Articles

A lire pour comprendre l’Orient compliqué : Retour sur la guerre d’Israel au Liban

jeudi 14 juin 2007

L’effroyable imposture 2
Thierry Meyssan
Editions Alphée - Jean-Paul Bertrand
397 pages
21,90 euros

C’est devant une quarantaine de journalistes que Thierry Meyssan, président du Réseau Voltaire, a présenté son dernier ouvrage, L’effroyable mensonge N°2, consacré à analyser les causes de la guerre israélienne de 2006 contre le Liban et les raisons de la défaite israélienne. Fait remarquable qui confirme les accusations portées dans cet ouvrage contre la collusion d’un certain nombre de médias occidentaux avec le Royaume Uni, les Etats-Unis et Israël, sur l’ensemble des journalistes présents, un seul représentait la presse française : Nouvelle Solidarité ! Les autres étaient, pour la plupart, des médias du monde arabe.

L’ouvrage démarre en montrant le rôle clé de la propagande pour contrôler les opinions publiques au début de tout conflit. Ainsi, les campagnes médiatiques visant à dépeindre le Hezbollah comme un groupe « terroriste », l’offensive pour interdire leur chaîne de télévision Al Manar et la campagne de diabolisation du régime de Téhéran ont fait partie des préparatifs à la guerre orchestrés à partir des ministères de la Défense du Royaume Uni, des Etats-Unis et d’Israël. Pour ce qui est de l’Iran, Thierry Meyssan dénonce vigoureusement les « provocations » du président Ahmadinejad, notamment la conférence sur l’Holocauste de décembre 2006 à Téhéran, qualifiée par l’auteur « d’insulte odieuse et gratuite » « pour tous les survivants de la barbarie nazie », mais il montre aussi la façon dont la propagande états-unienne saisit chaque occasion pour dresser au président iranien un portrait de « nouvel Hitler ».

Le rôle de la France dans la guerre

Sur la guerre elle-même, l’un des éléments les plus nouveaux de cet ouvrage concerne la façon dont la France serait intervenue tout au long de ce dossier afin d’épargner à son allié libanais un sort identique à celui de l’Irak. L’auteur souligne que cette guerre avait été prévue deux semaines après le début de la guerre d’Irak, en 2003, lorsque le Congrès avait adopté la « Loi sur la restauration de la souveraineté libanaise et sur la responsabilité de la Syrie » qui exigeait de ce pays, accusé de collaborer avec le terrorisme et de vouloir se doter d’armes de destruction massive, de mettre fin à son occupation du Liban.
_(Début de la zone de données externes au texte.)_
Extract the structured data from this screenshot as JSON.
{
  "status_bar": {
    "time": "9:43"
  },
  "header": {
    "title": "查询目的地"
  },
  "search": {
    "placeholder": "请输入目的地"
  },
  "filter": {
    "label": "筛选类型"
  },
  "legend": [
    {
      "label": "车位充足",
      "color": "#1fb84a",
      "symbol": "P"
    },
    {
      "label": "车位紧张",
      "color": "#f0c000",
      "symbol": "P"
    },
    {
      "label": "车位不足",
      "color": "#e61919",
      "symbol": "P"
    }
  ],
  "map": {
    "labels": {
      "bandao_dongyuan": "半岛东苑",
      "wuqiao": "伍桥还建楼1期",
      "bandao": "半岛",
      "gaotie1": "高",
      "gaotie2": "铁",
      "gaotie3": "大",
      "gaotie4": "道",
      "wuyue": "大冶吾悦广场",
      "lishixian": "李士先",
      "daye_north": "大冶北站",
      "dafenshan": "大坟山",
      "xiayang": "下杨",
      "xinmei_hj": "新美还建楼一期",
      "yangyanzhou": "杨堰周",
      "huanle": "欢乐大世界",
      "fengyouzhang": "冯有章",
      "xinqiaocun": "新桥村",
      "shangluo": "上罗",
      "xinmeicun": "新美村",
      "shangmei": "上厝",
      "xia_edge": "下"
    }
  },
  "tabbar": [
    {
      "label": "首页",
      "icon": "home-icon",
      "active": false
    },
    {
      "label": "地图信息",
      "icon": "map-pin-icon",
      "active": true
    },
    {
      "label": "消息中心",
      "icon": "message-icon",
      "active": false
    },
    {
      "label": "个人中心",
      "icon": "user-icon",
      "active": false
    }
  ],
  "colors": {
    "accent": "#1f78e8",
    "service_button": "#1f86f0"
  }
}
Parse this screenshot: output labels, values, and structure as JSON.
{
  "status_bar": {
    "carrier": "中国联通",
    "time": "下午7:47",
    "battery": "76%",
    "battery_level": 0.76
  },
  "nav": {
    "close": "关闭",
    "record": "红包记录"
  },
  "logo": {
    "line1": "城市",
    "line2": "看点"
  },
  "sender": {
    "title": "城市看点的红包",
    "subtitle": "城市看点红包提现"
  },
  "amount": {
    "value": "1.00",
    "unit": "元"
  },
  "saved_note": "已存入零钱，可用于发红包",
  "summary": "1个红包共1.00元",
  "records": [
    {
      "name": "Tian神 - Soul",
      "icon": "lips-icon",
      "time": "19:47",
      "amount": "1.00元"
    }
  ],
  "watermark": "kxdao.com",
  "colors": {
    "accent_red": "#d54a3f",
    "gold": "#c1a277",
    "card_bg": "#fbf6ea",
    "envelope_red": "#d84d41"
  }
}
Profitant des déboires américains en Irak, Jacques Chirac a proposé aux Etats-Unis la résolution 1559 pour le Liban, qui présentait l’intérêt de ramener les Etats-Unis dans le giron de l’ONU. Que demande cette résolution adoptée en septembre 2004 ? Le retrait de toutes les forces étrangères du Liban, c’est-à-dire de la Syrie, mais aussi d’Israël qui occupe encore les fermes de Chebaa, ainsi que le désarmement de toutes les milices.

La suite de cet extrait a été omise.